Ethel L. Duckworth, the wife of Cranston Print Works manager Harry Duckworth reported the first recorded ‘incident’ in 1928. She had been alone in the wine cellar when she felt someone brush by her arm. Voila Lynch told this to Mary Migliore, a reporter for the Providence Journal in 1970
When the Cranston Historical Society purchased the Sprague Mansion in 1966 they thought they were saving the 28 room house from being destroyed by the City of Cranston for a complex to house the elderly. How could they have known that they also acquired more then what was listed in the deed. Did the Cranston Print Works sell the mansion because perhaps they knew of the secret lurking the in secluded, cold, dark wine cellar. There were no disclosure laws about such things as hauntings in the 1960’s. The house was thought to be empty. Who knew in 1967 when the Society begin restoring the mansion that a lonely unknown lodger was dwelling within the walls of the 28 room mansion. Just ‘dying’ for contact.
One member who passed away some time ago and who shall remain anonymous saw a “filmy white thing” in a tiny enclosed room in what would eventually became the “doll room” and the “most legendary spookiest ” room of the mansion. He saw this vision in 1968 as members were painting and restoring the mansion to open it to the public.
The legend of Charlie the Butler began when Bob Lynch, Jr. and some friends were doing ‘night watchman’ duty at the mansion in 1967. They said strange things happened to them at night while they were trying to sleep. Blankets were thrown off the beds. The young men each claimed not to have been joking around and didn’t do it. The brave watchmen constructed a Ouija Board, a devise that is made for talking to the death or any spirits that might be so inclined to chat by spelling out words. “Tell my story!” The Ouija spelt out under thfingertips of the young men using the planchette. They had made contact with a ‘ghost’, and this entity had a name and a story to tell. He called himself Charlie and he had been butler to a wealthy family who had lived in the mansion. He had hoped that his daughter would be married to the son of his employer but that wedding did not occur and thereby dashed Charlie’s dreams of wealth and land. The Ouija kept spelling out the words, “my land, my land”. It seemed that “Charlie” had been “dying’ for some contact.

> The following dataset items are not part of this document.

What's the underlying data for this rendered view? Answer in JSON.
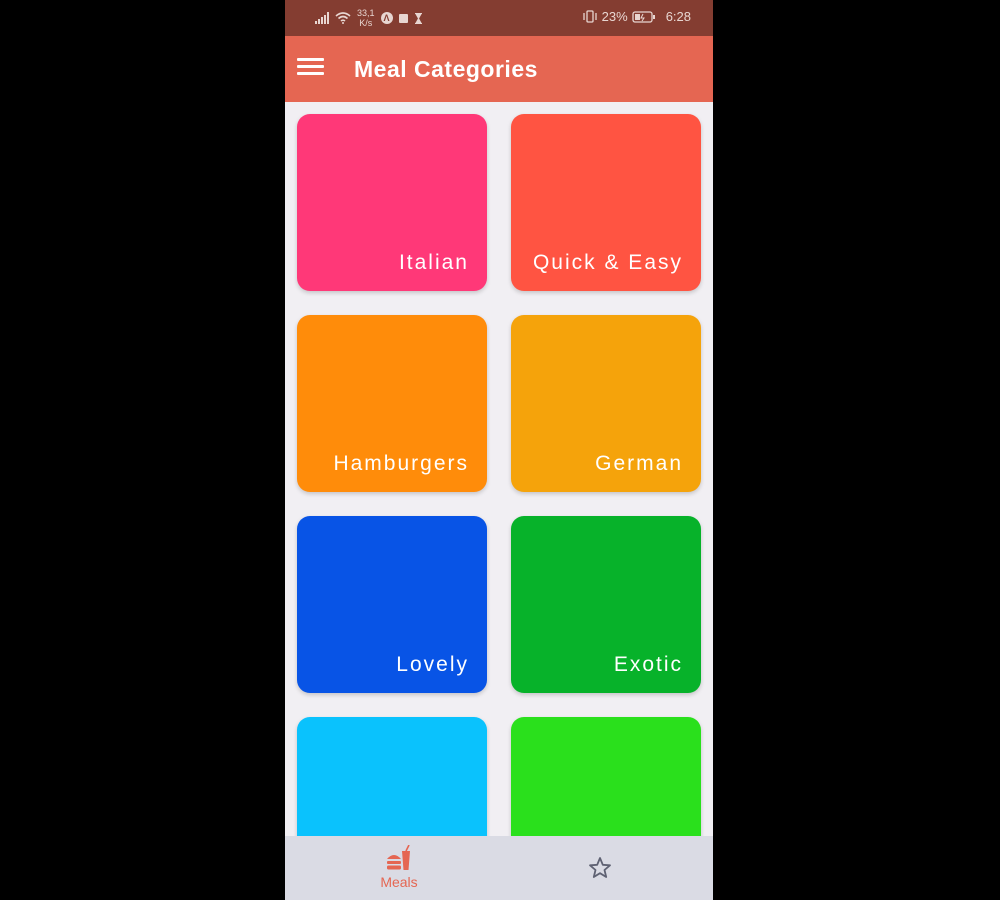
{
  "status_bar": {
    "net_speed_value": "33,1",
    "net_speed_unit": "K/s",
    "battery_percent": "23%",
    "time": "6:28",
    "icons": [
      "signal-icon",
      "wifi-icon",
      "a-circle-icon",
      "square-icon",
      "hourglass-icon",
      "vibrate-icon",
      "battery-icon"
    ]
  },
  "app_bar": {
    "title": "Meal Categories",
    "menu_icon": "hamburger-menu-icon",
    "color": "#e56652"
  },
  "categories": [
    {
      "label": "Italian",
      "color": "#ff3878"
    },
    {
      "label": "Quick & Easy",
      "color": "#ff5442"
    },
    {
      "label": "Hamburgers",
      "color": "#ff8c0a"
    },
    {
      "label": "German",
      "color": "#f5a30b"
    },
    {
      "label": "Lovely",
      "color": "#0854e6"
    },
    {
      "label": "Exotic",
      "color": "#07b22a"
    },
    {
      "label": "",
      "color": "#0ac2fd"
    },
    {
      "label": "",
      "color": "#2ae01c"
    }
  ],
  "bottom_nav": {
    "items": [
      {
        "label": "Meals",
        "icon": "meals-icon",
        "active": true
      },
      {
        "label": "",
        "icon": "star-icon",
        "active": false
      }
    ],
    "active_color": "#e56652"
  }
}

Charlie the Butler is our legendary ghost who has built up a reputation for himself. He has his own web page and puts on a Halloween party. Charlie is a terrible host, for he has yet to show up at his own party. Although guests to his party claim to have seen many friends of Charlie. They claim to have seen ladies in the fashion of the 1860’s. Apparitions in white have crossed the paths of a few guests. And of course, there are the bashful spirits who do not wish to be seen but want to let the living know they are about the mansion. Many people say they have been touched by a very cold hand while attending Charlie’s Party.
Stranger things have happened at Charlie's Parties! Does the spirit of 'lady who saved Sprague Mansion' now inhibit the house? Was her love for her husband so powerful that she called him to her at one of Charlie's Parties?
In October of 2002, at the orginal Charlie the Butler's Ghost Party. a group of ladies took a ouija board into the 'old parlor' of the mansion. These women had no way of knowing that the oil painting of the lady hanging on the wall was Mrs. Lynch, the lady who saved the Sprague Mansion from being razed or that the portrait was a painting of love by her heartbroken husband. Viola died in 2002. They told our curator, hostess of Charlie's Party, that they had a message from
VL, "Tell Bob, I need
himwas the message. Bob was the name of her husband Bob Lynch was active and in good health in October 2000. On February 8th, 2003, Bob Lynch died
suddenly. Maybe their love was one that continued beyond the grave and they couldn't be without each other.

What other tales are waiting to be told from the Sprague Mansion that has been witness to so much history and tragedy?